The former head of German football Wolfgang Niersbach’s one-year ban from football activities has been upheld after his appeal was rejected by the FIFA Appeal Committee
Niersbach resigned as president of the German Football Association (DFB) in November 2015 after investigators searched the premises of the organisation;s headquarters in Frankfurt, as well as his home, and those of predecessor Theo Zwanziger and former general secretary Horst Schmidt amid allegations that the hosting rights for World Cup 2006 had been secured by corrupt means.
A member of the FIFA Council, Niersbach claimed his resignation was to “protect” the DFB and maintained his innocence.
However, a FIFA probe found him guilty of failing “to report findings about possible misconduct concerning the awarding of the 2006 FIFA World Cup” and he was banned in July this year.
It is alleged that the DFB sanctioned a €6.7million payment to former Adidas chief Robert Louis-Dreyfus, payback for a loan that had been used to buy votes for Germany’s successful bid to host the tournament.
FIFA’s investigation was not centred on whether Niersbach himself was involved in the deal, “but only evaluated Mr Niersbach’s awareness of the said incidents and his failure to report them to the Ethics Committee in a timely manner”.

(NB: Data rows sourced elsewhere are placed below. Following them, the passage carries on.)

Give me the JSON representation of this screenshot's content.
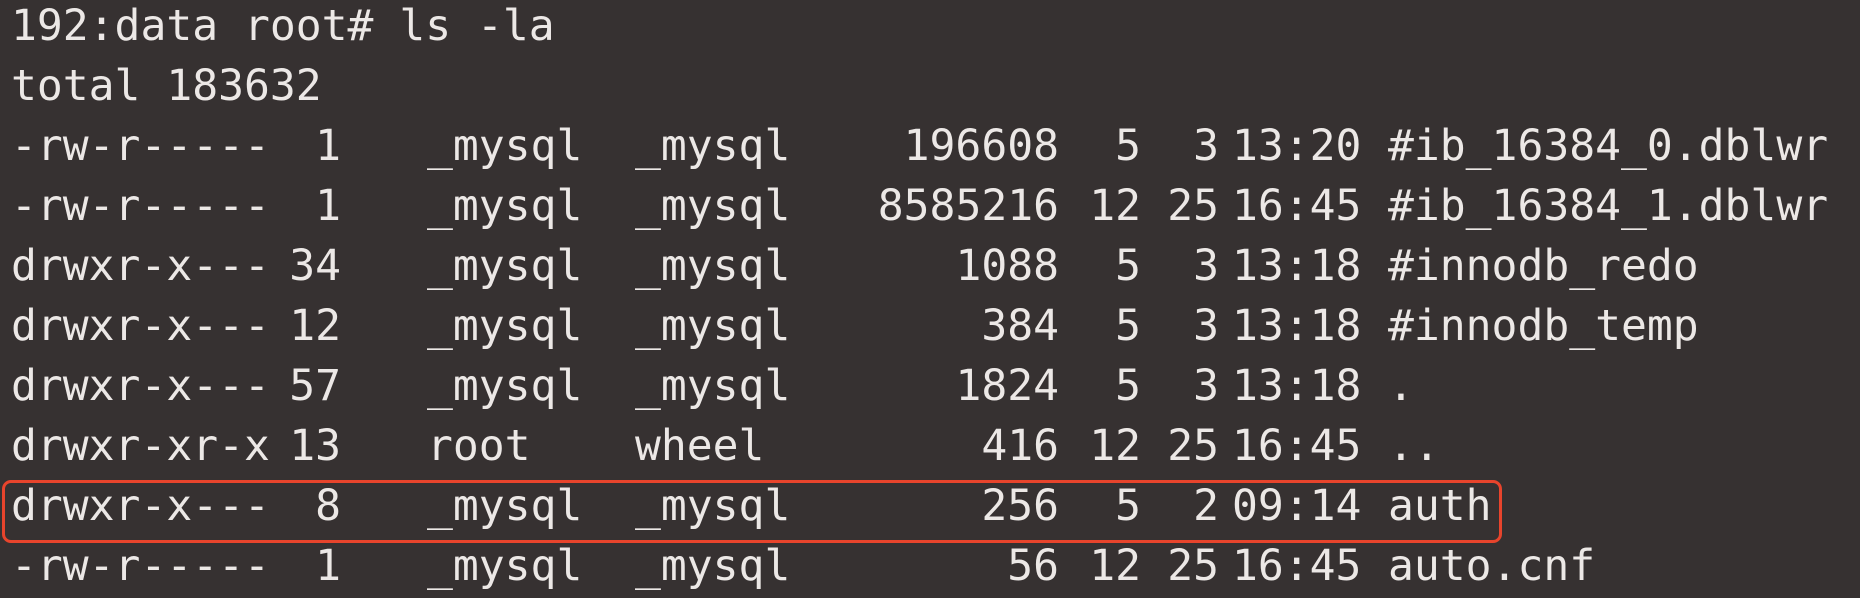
{
  "terminal": {
    "background": "#363131",
    "foreground": "#ece8e6",
    "highlight_color": "#e8442c",
    "command_line": "192:data root# ls -la",
    "total_line": "total 183632",
    "rows": [
      {
        "perms": "-rw-r-----",
        "links": "1",
        "owner": "_mysql",
        "group": "_mysql",
        "size": "196608",
        "month": "5",
        "day": "3",
        "time": "13:20",
        "name": "#ib_16384_0.dblwr"
      },
      {
        "perms": "-rw-r-----",
        "links": "1",
        "owner": "_mysql",
        "group": "_mysql",
        "size": "8585216",
        "month": "12",
        "day": "25",
        "time": "16:45",
        "name": "#ib_16384_1.dblwr"
      },
      {
        "perms": "drwxr-x---",
        "links": "34",
        "owner": "_mysql",
        "group": "_mysql",
        "size": "1088",
        "month": "5",
        "day": "3",
        "time": "13:18",
        "name": "#innodb_redo"
      },
      {
        "perms": "drwxr-x---",
        "links": "12",
        "owner": "_mysql",
        "group": "_mysql",
        "size": "384",
        "month": "5",
        "day": "3",
        "time": "13:18",
        "name": "#innodb_temp"
      },
      {
        "perms": "drwxr-x---",
        "links": "57",
        "owner": "_mysql",
        "group": "_mysql",
        "size": "1824",
        "month": "5",
        "day": "3",
        "time": "13:18",
        "name": "."
      },
      {
        "perms": "drwxr-xr-x",
        "links": "13",
        "owner": "root",
        "group": "wheel",
        "size": "416",
        "month": "12",
        "day": "25",
        "time": "16:45",
        "name": ".."
      },
      {
        "perms": "drwxr-x---",
        "links": "8",
        "owner": "_mysql",
        "group": "_mysql",
        "size": "256",
        "month": "5",
        "day": "2",
        "time": "09:14",
        "name": "auth"
      },
      {
        "perms": "-rw-r-----",
        "links": "1",
        "owner": "_mysql",
        "group": "_mysql",
        "size": "56",
        "month": "12",
        "day": "25",
        "time": "16:45",
        "name": "auto.cnf"
      }
    ]
  }
}
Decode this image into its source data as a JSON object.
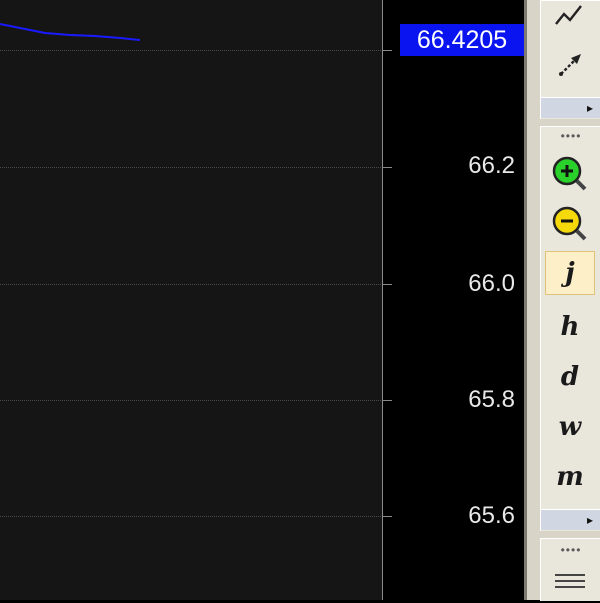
{
  "chart": {
    "price_label": "66.4205",
    "y_ticks": [
      {
        "label": "66.2"
      },
      {
        "label": "66.0"
      },
      {
        "label": "65.8"
      },
      {
        "label": "65.6"
      }
    ],
    "line_color": "#1a1aff",
    "badge_color": "#0a14f0"
  },
  "toolbar": {
    "drawing_tools": [
      {
        "icon": "trend-line-icon"
      },
      {
        "icon": "pointer-arrow-icon"
      }
    ],
    "zoom_tools": [
      {
        "icon": "zoom-in-icon"
      },
      {
        "icon": "zoom-out-icon"
      }
    ],
    "periods": [
      {
        "label": "j",
        "active": true
      },
      {
        "label": "h",
        "active": false
      },
      {
        "label": "d",
        "active": false
      },
      {
        "label": "w",
        "active": false
      },
      {
        "label": "m",
        "active": false
      }
    ],
    "grip": "••••",
    "expand": "▸",
    "menu_icon": "hamburger-menu-icon"
  }
}
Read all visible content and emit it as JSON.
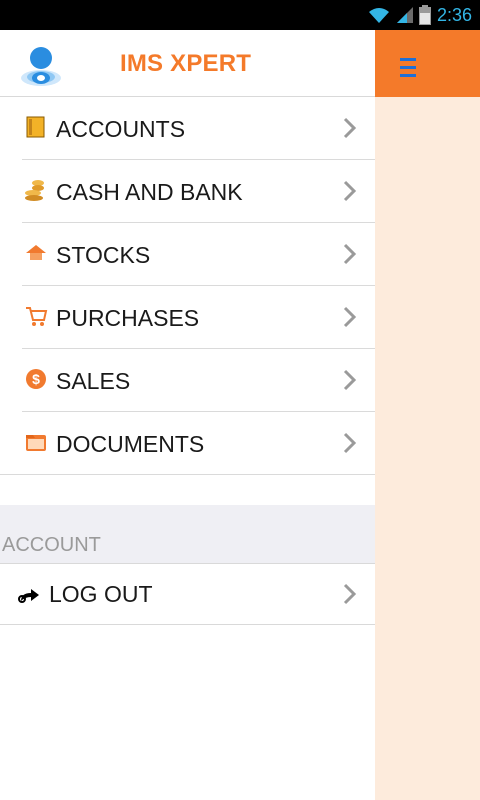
{
  "status": {
    "time": "2:36"
  },
  "app": {
    "title": "IMS XPERT"
  },
  "menu": {
    "items": [
      {
        "label": "ACCOUNTS",
        "icon": "book-icon"
      },
      {
        "label": "CASH AND BANK",
        "icon": "coins-icon"
      },
      {
        "label": "STOCKS",
        "icon": "home-icon"
      },
      {
        "label": "PURCHASES",
        "icon": "cart-icon"
      },
      {
        "label": "SALES",
        "icon": "dollar-icon"
      },
      {
        "label": "DOCUMENTS",
        "icon": "folder-icon"
      }
    ]
  },
  "account_section": {
    "label": "ACCOUNT"
  },
  "logout": {
    "label": "LOG OUT",
    "icon": "logout-icon"
  },
  "colors": {
    "accent": "#f47a2a",
    "panel": "#fdebdc",
    "section_bg": "#efeff4",
    "status_blue": "#33b5e5"
  }
}
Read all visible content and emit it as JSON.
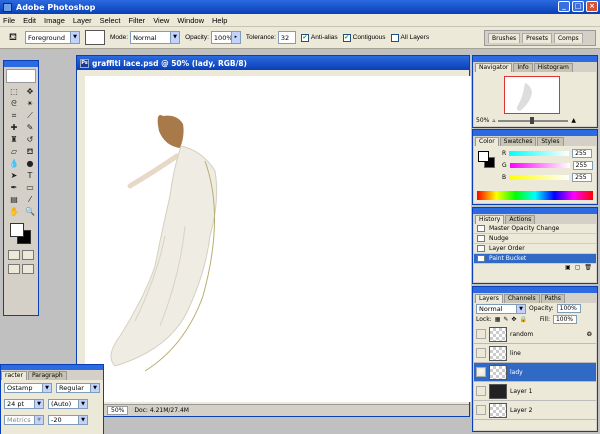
{
  "app": {
    "title": "Adobe Photoshop"
  },
  "menu": [
    "File",
    "Edit",
    "Image",
    "Layer",
    "Select",
    "Filter",
    "View",
    "Window",
    "Help"
  ],
  "options": {
    "fill_source": "Foreground",
    "mode_label": "Mode:",
    "mode_value": "Normal",
    "opacity_label": "Opacity:",
    "opacity_value": "100%",
    "tolerance_label": "Tolerance:",
    "tolerance_value": "32",
    "antialias_label": "Anti-alias",
    "contiguous_label": "Contiguous",
    "all_layers_label": "All Layers",
    "well_tabs": [
      "Brushes",
      "Presets",
      "Comps"
    ]
  },
  "document": {
    "title": "graffiti lace.psd @ 50% (lady, RGB/8)",
    "zoom": "50%",
    "doc_size": "Doc: 4.21M/27.4M"
  },
  "navigator": {
    "tabs": [
      "Navigator",
      "Info",
      "Histogram"
    ],
    "zoom": "50%"
  },
  "color_panel": {
    "tabs": [
      "Color",
      "Swatches",
      "Styles"
    ],
    "channels": [
      {
        "label": "R",
        "value": "255"
      },
      {
        "label": "G",
        "value": "255"
      },
      {
        "label": "B",
        "value": "255"
      }
    ]
  },
  "history": {
    "tabs": [
      "History",
      "Actions"
    ],
    "items": [
      "Master Opacity Change",
      "Nudge",
      "Layer Order",
      "Paint Bucket"
    ]
  },
  "layers": {
    "tabs": [
      "Layers",
      "Channels",
      "Paths"
    ],
    "blend": "Normal",
    "opacity_label": "Opacity:",
    "opacity_value": "100%",
    "lock_label": "Lock:",
    "fill_label": "Fill:",
    "fill_value": "100%",
    "items": [
      "random",
      "line",
      "lady",
      "Layer 1",
      "Layer 2"
    ]
  },
  "character": {
    "tabs": [
      "racter",
      "Paragraph"
    ],
    "font_family": "Ostamp",
    "font_style": "Regular",
    "font_size": "24 pt",
    "leading": "(Auto)",
    "kerning": "Metrics",
    "tracking": "-20"
  },
  "colors": {
    "title_bar": "#0a3fb5",
    "selection": "#316ac5"
  }
}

Niersbach said that the sanction was “inappropriate and exaggerated”, but an Appeal Committee statement read: “Being in agreement with the principles and arguments presented by the adjudicatory chamber of the Ethics Committee in its calculation of the sanction, the Appeal Committee determined that a one-year ban from taking part in any football-related activity (administrative, sports or other) at national and international level was adequate in this case.”